Implementing edge needs the correct infrastructure - devices, network, or cloud platforms. In most instances, several mismatched technological stacks are in use that requires a proper alignment for them to work efficiently.

Connectivity

Although edge computing does not suffer from the regular network limitations, it still requires a minimal connection. An edge deployment structure that tolerates poor and unreliable connections should be a crucial consideration during the design stage.

Security Threats

A pressing challenge of edge computing is its vulnerability to malicious attacks. The inclusion of ‘smart’ devices such as edge servers and IoT devices - infamous for their porous security- only creates new opportunities for further compromise of these devices.

Lifecycle of Data

A constant issue with the current data over surplus is that much of these data are irrelevant. Most of the data utilized for real-time analysis are usually not kept for the long term. Determining what data to retain - per standard policies - and which data to discard after the analytic process is vital to prevent an overload and strain.

Local Hardware

Edge computing needs more localized hardware. For instance, some IoT devices have basic in-built systems that can send raw data to web servers. Analyzing these data rather than sending them will need a complex system with higher processing power. The hardware for building these devices may be expensive as well.

Final Thoughts

Highly Dynamic Ecosystem with Multiple Tech Options Innovation is always welcome. But with a system of extensive technological options, growing innovation in network potentials like 5G and MEC (Multi-access Edge Computing) is leading to a complex ecosystem.

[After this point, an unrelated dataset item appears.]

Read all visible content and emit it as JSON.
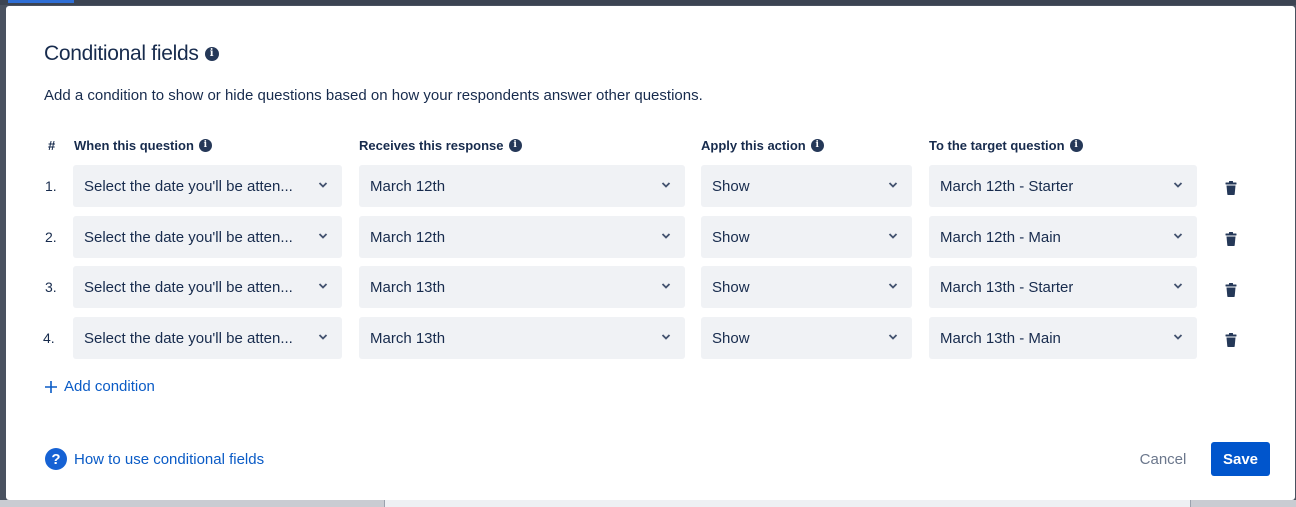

Edge computing is a technology with relevance in almost every area. Edge computing offers us great value in today’s ever-dynamic tech world. The possibilities that will emerge due to this technology are worth observing.

Hopefully, you have gotten a concise understanding of the concept of the distributed network that edge computing presents. In another article, we will look at edge computing versus cloud computing, technologies that combine with edge computing, and security concerns.